那个农妇下手可真狠啊,被渣了一次之后就对其他男子纷纷的下手。
辣手摧花呀!
那些无辜受害的男子们的生命可真无辜啊!沈浮浮叹了一口气。
唉。
公子小姐们都感到震惊。公子们开始担忧自己的下辈子幸福,而小姐千金们脸上都带上了羞怯。

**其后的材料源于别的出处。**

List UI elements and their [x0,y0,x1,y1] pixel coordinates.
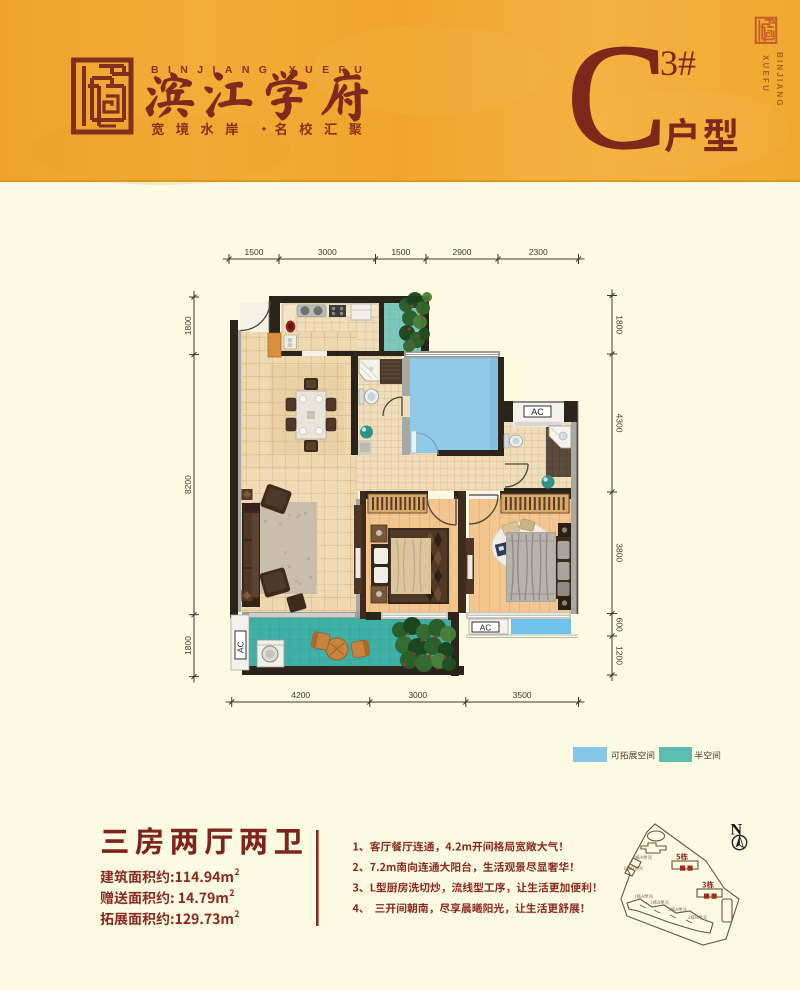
svg-text:1500: 1500 [391,247,410,257]
svg-text:1800: 1800 [615,315,625,334]
svg-text:3#: 3# [660,43,696,83]
svg-text:1800: 1800 [183,636,193,655]
svg-text:600: 600 [615,618,625,632]
svg-text:AC: AC [480,623,492,633]
svg-text:1800: 1800 [183,316,193,335]
svg-text:AC: AC [236,641,246,653]
svg-text:4200: 4200 [291,690,310,700]
svg-text:1200: 1200 [615,646,625,665]
svg-text:3500: 3500 [513,690,532,700]
svg-text:1500: 1500 [245,247,264,257]
svg-text:BINJIANG XUEFU: BINJIANG XUEFU [151,64,371,76]
svg-text:4300: 4300 [615,414,625,433]
svg-text:8200: 8200 [183,475,193,494]
svg-text:BINJIANG: BINJIANG [775,52,784,108]
svg-text:2300: 2300 [529,247,548,257]
svg-text:3800: 3800 [615,543,625,562]
svg-text:AC: AC [531,407,544,417]
svg-text:2900: 2900 [453,247,472,257]
svg-text:3000: 3000 [318,247,337,257]
svg-text:C: C [567,14,667,180]
svg-text:3000: 3000 [408,690,427,700]
svg-text:XUEFU: XUEFU [761,55,770,93]
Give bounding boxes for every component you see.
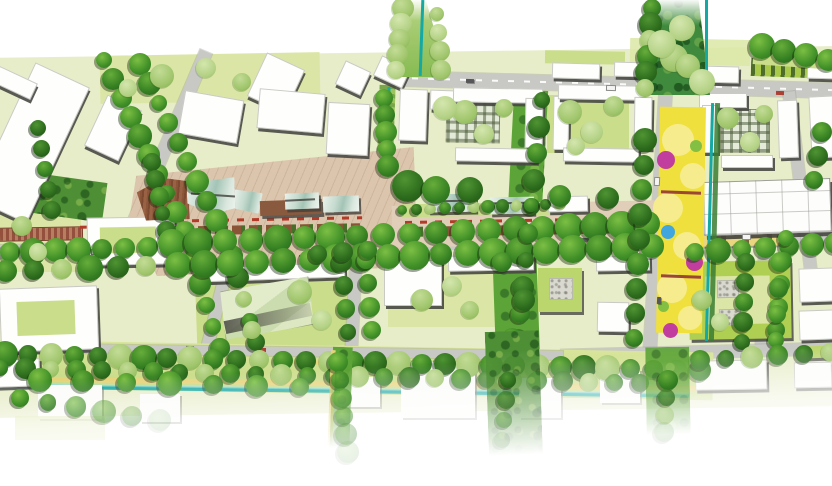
building <box>798 267 832 302</box>
tree <box>205 318 221 334</box>
tree <box>387 61 404 78</box>
tree <box>527 143 547 163</box>
tree <box>52 259 72 279</box>
tree <box>360 297 380 317</box>
tree <box>33 140 50 157</box>
tree <box>808 146 828 166</box>
tree <box>29 243 47 261</box>
tree <box>581 121 603 143</box>
tree <box>411 204 422 215</box>
building <box>798 309 832 340</box>
play-circle <box>663 323 678 338</box>
tree <box>11 389 28 406</box>
tree <box>442 276 462 296</box>
tree <box>528 116 550 138</box>
car <box>657 296 661 303</box>
tree <box>119 79 137 97</box>
tree <box>337 441 358 462</box>
tree <box>122 406 142 426</box>
tree <box>169 133 188 152</box>
courtyard <box>16 300 75 336</box>
tree <box>312 310 332 330</box>
tree <box>288 280 312 304</box>
tree <box>495 99 513 117</box>
tree <box>333 242 353 262</box>
tree <box>468 201 480 213</box>
tree <box>457 177 483 203</box>
tree <box>77 255 102 280</box>
tree <box>411 289 433 311</box>
tree <box>636 79 654 97</box>
tree <box>422 176 450 204</box>
tree <box>138 237 157 256</box>
tree <box>331 371 348 388</box>
tree <box>245 250 270 275</box>
tree <box>740 132 760 152</box>
tree <box>309 245 327 263</box>
tree <box>717 107 739 129</box>
tree <box>558 100 582 124</box>
tree <box>604 96 624 116</box>
tree <box>143 153 161 171</box>
tree <box>549 185 571 207</box>
tree <box>150 64 174 88</box>
tree <box>337 299 356 318</box>
tree <box>431 60 450 79</box>
tree <box>769 278 789 298</box>
tree <box>335 276 354 295</box>
building <box>455 147 537 162</box>
tree <box>648 30 676 58</box>
building <box>558 84 644 100</box>
tree <box>533 237 560 264</box>
tree <box>755 105 773 123</box>
tree <box>271 248 296 273</box>
tree <box>191 250 218 277</box>
tree <box>812 122 832 142</box>
tree <box>656 406 674 424</box>
tree <box>586 235 612 261</box>
car <box>466 79 474 83</box>
tree <box>689 69 715 95</box>
tree <box>92 400 115 423</box>
tree <box>567 137 585 155</box>
building <box>552 62 600 79</box>
tree <box>524 198 538 212</box>
tree <box>658 389 675 406</box>
tree <box>735 293 752 310</box>
tree <box>430 24 447 41</box>
tree <box>37 161 52 176</box>
tree <box>626 303 646 323</box>
tree <box>692 290 712 310</box>
tree <box>107 256 129 278</box>
bottom-white <box>0 456 832 486</box>
tree <box>340 324 355 339</box>
play-circle <box>661 225 675 239</box>
tree <box>559 235 587 263</box>
tree <box>197 191 216 210</box>
tree <box>805 171 823 189</box>
tree <box>150 187 169 206</box>
tree <box>455 240 481 266</box>
tree <box>136 256 156 276</box>
tree <box>711 313 729 331</box>
tree <box>0 242 20 262</box>
building <box>256 88 325 134</box>
tree <box>632 179 652 199</box>
tree <box>474 124 494 144</box>
tree <box>392 170 424 202</box>
tree <box>159 113 177 131</box>
glass-pavilion <box>323 195 360 212</box>
tree <box>654 422 674 442</box>
building <box>721 155 773 168</box>
tree <box>433 96 457 120</box>
tree <box>240 228 263 251</box>
tree <box>627 253 649 275</box>
tree <box>400 241 429 270</box>
tree <box>494 432 509 447</box>
tree <box>186 170 209 193</box>
car <box>654 176 660 185</box>
play-circle <box>657 151 675 169</box>
building <box>777 100 799 159</box>
tree <box>233 73 251 91</box>
tree <box>40 394 57 411</box>
tree <box>115 238 135 258</box>
building <box>597 302 630 333</box>
tree <box>597 187 619 209</box>
tree <box>772 39 796 63</box>
tree <box>629 229 649 249</box>
tree <box>492 252 512 272</box>
tree <box>243 321 261 339</box>
tree <box>430 41 450 61</box>
tree <box>12 216 32 236</box>
tree <box>817 49 832 71</box>
tree <box>359 241 376 258</box>
tree <box>513 289 535 311</box>
building <box>398 89 428 142</box>
building <box>326 102 371 156</box>
tree <box>496 412 511 427</box>
tree <box>146 170 165 189</box>
play-circle <box>690 140 702 152</box>
tree <box>363 321 381 339</box>
tree <box>496 199 509 212</box>
tree <box>165 252 191 278</box>
tree <box>634 155 654 175</box>
tree <box>217 250 243 276</box>
car <box>606 85 616 91</box>
tree <box>198 297 215 314</box>
tree <box>461 301 479 319</box>
car <box>776 91 784 95</box>
play-circle <box>680 163 706 189</box>
tree <box>430 7 445 22</box>
tree <box>736 273 753 290</box>
tree <box>749 33 775 59</box>
tree <box>196 58 216 78</box>
tree <box>453 100 477 124</box>
gravel-court <box>549 278 573 300</box>
tree <box>629 203 652 226</box>
tree <box>658 370 678 390</box>
masterplan-canvas <box>0 0 832 486</box>
tree <box>500 372 515 387</box>
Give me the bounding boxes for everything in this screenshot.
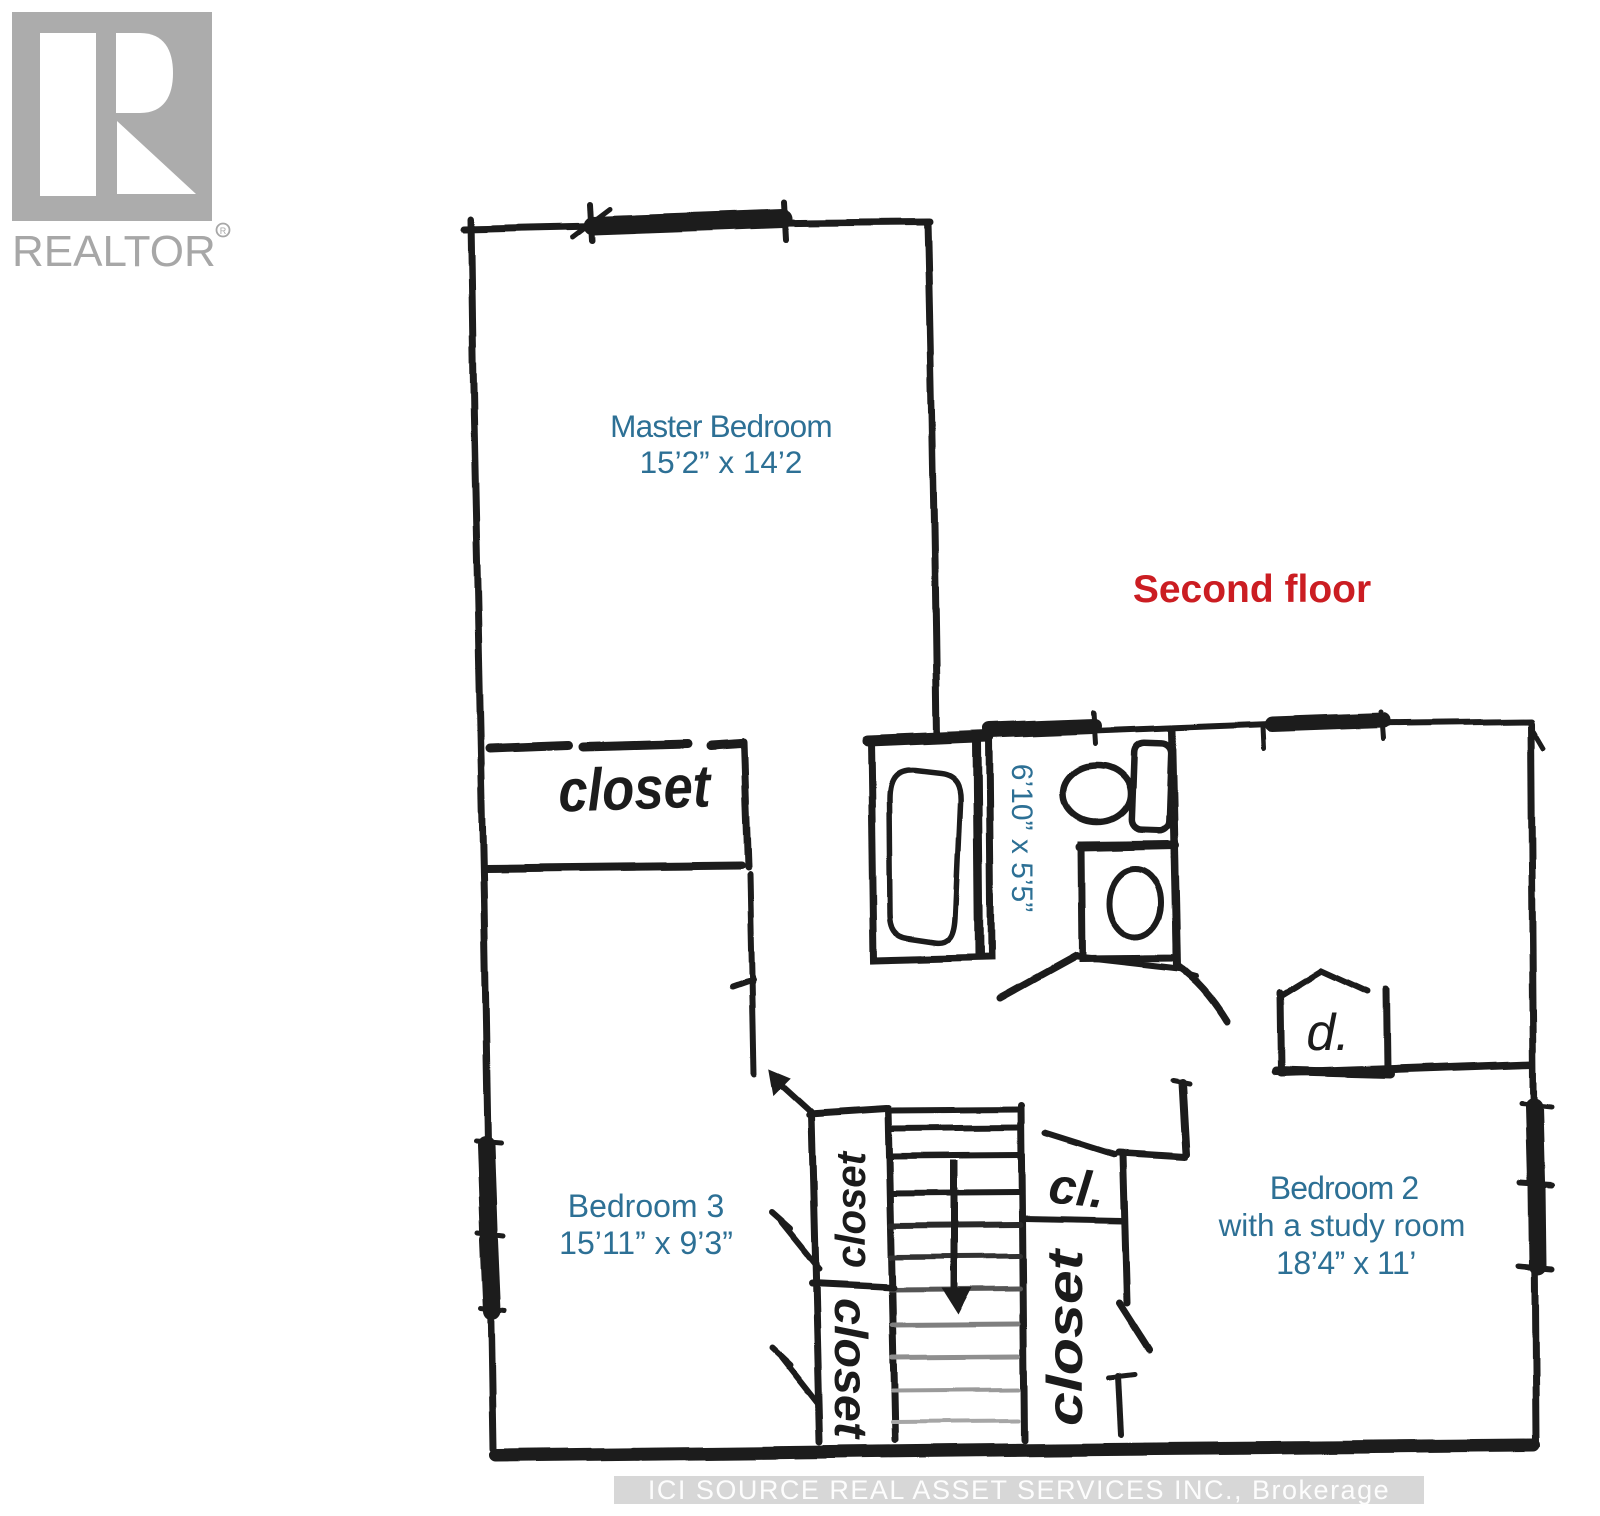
svg-text:d.: d.: [1306, 1004, 1349, 1062]
svg-text:Bedroom 2: Bedroom 2: [1270, 1170, 1419, 1206]
svg-text:15’2” x 14’2: 15’2” x 14’2: [640, 444, 803, 480]
svg-text:18’4” x 11’: 18’4” x 11’: [1276, 1245, 1416, 1281]
svg-text:6’10” x 5’5”: 6’10” x 5’5”: [1005, 764, 1038, 912]
svg-text:closet: closet: [557, 752, 714, 824]
svg-text:cl.: cl.: [1046, 1157, 1107, 1219]
svg-text:closet: closet: [1037, 1247, 1093, 1426]
svg-text:REALTOR: REALTOR: [12, 227, 216, 276]
svg-text:R: R: [220, 226, 227, 236]
svg-text:Second floor: Second floor: [1133, 568, 1371, 611]
svg-text:closet: closet: [825, 1298, 877, 1440]
svg-text:ICI SOURCE REAL ASSET SERVICES: ICI SOURCE REAL ASSET SERVICES INC., Bro…: [648, 1475, 1390, 1505]
svg-text:closet: closet: [827, 1150, 874, 1268]
svg-text:Bedroom 3: Bedroom 3: [568, 1188, 725, 1224]
svg-text:Master Bedroom: Master Bedroom: [610, 408, 832, 444]
svg-text:15’11” x 9’3”: 15’11” x 9’3”: [559, 1225, 733, 1261]
svg-text:with a study room: with a study room: [1218, 1207, 1466, 1243]
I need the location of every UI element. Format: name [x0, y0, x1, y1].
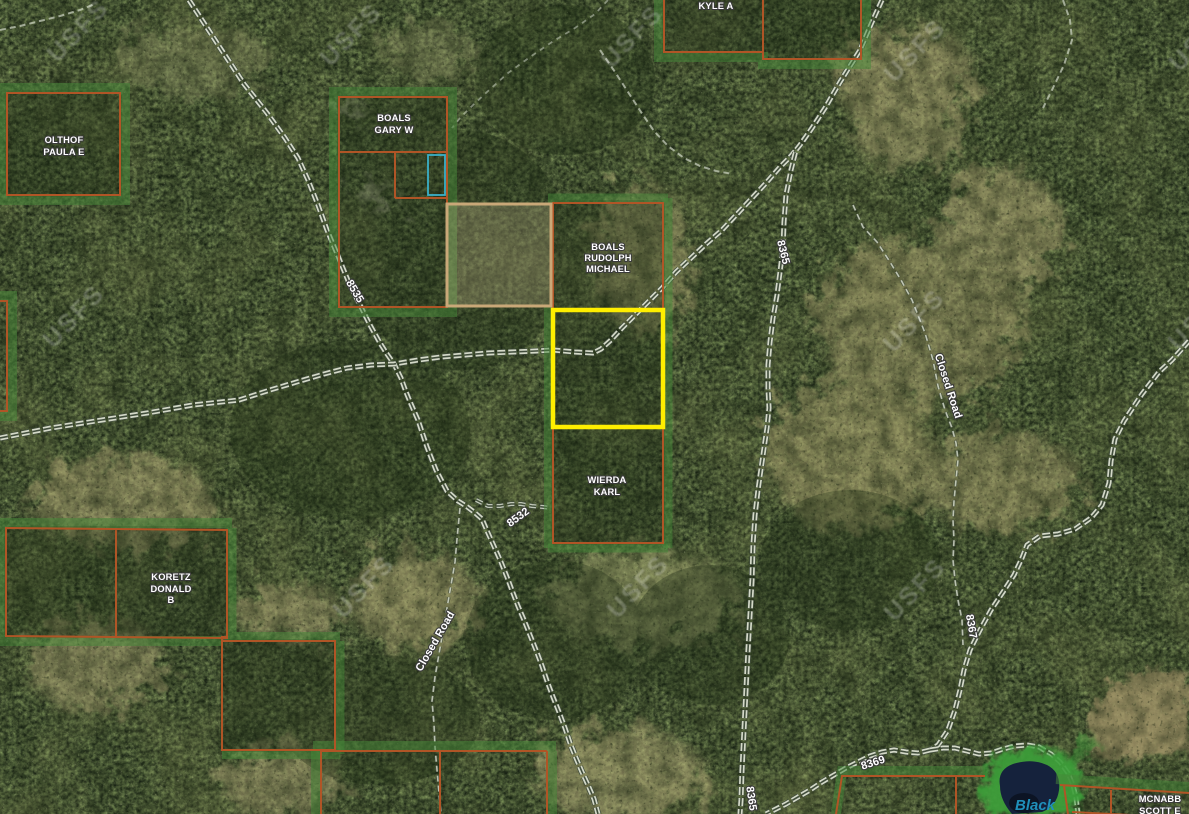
svg-text:BOALS: BOALS: [591, 242, 625, 252]
svg-text:GARY W: GARY W: [375, 125, 414, 135]
svg-text:MCNABB: MCNABB: [1139, 794, 1182, 804]
svg-text:Black: Black: [1015, 797, 1056, 814]
svg-text:WIERDA: WIERDA: [588, 475, 627, 485]
svg-text:OLTHOF: OLTHOF: [45, 135, 84, 145]
svg-text:BOALS: BOALS: [377, 113, 411, 123]
svg-text:PAULA E: PAULA E: [43, 147, 84, 157]
svg-text:DONALD: DONALD: [151, 584, 192, 594]
svg-text:RUDOLPH: RUDOLPH: [584, 253, 631, 263]
svg-text:B: B: [168, 595, 175, 605]
svg-text:MICHAEL: MICHAEL: [586, 264, 630, 274]
svg-text:KARL: KARL: [594, 487, 621, 497]
svg-text:KORETZ: KORETZ: [151, 572, 191, 582]
svg-text:KYLE A: KYLE A: [699, 1, 734, 11]
svg-text:SCOTT E: SCOTT E: [1139, 806, 1181, 814]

她们还未经人事,顶多家里面派了侍女向她们教导房中之事,但还未亲自经历过。
现在第一次听沈浮浮心里面的瓜说的这么直白,不免双颊都染上了羞红。
这这是她们这些未出阁的姑娘能听的吗?
她们这般想着,然后一个个低着头,不敢抬起头来,因为她们已经满脸通红了。
沈浮浮还在怀疑自己吃到的瓜的质量中。
【那些是被农妇折磨的男子竟然伤好了之后没有报官?不去追究一下谁是凶手的吗?要是我,必须得报官,找出凶手,把那个农妇碎尸万段不可,不过也是。
农妇救了他们,还摆出一副心地善良的样子,那些受了残害的男子怀疑谁也不可能怀疑那手摧花的人就是救了自己的农妇。】
【唉。】
【可怜见的男子们,你们上山了就算了,被追杀受伤了就算了。还非得跑到山脚下,晕在那里干什么?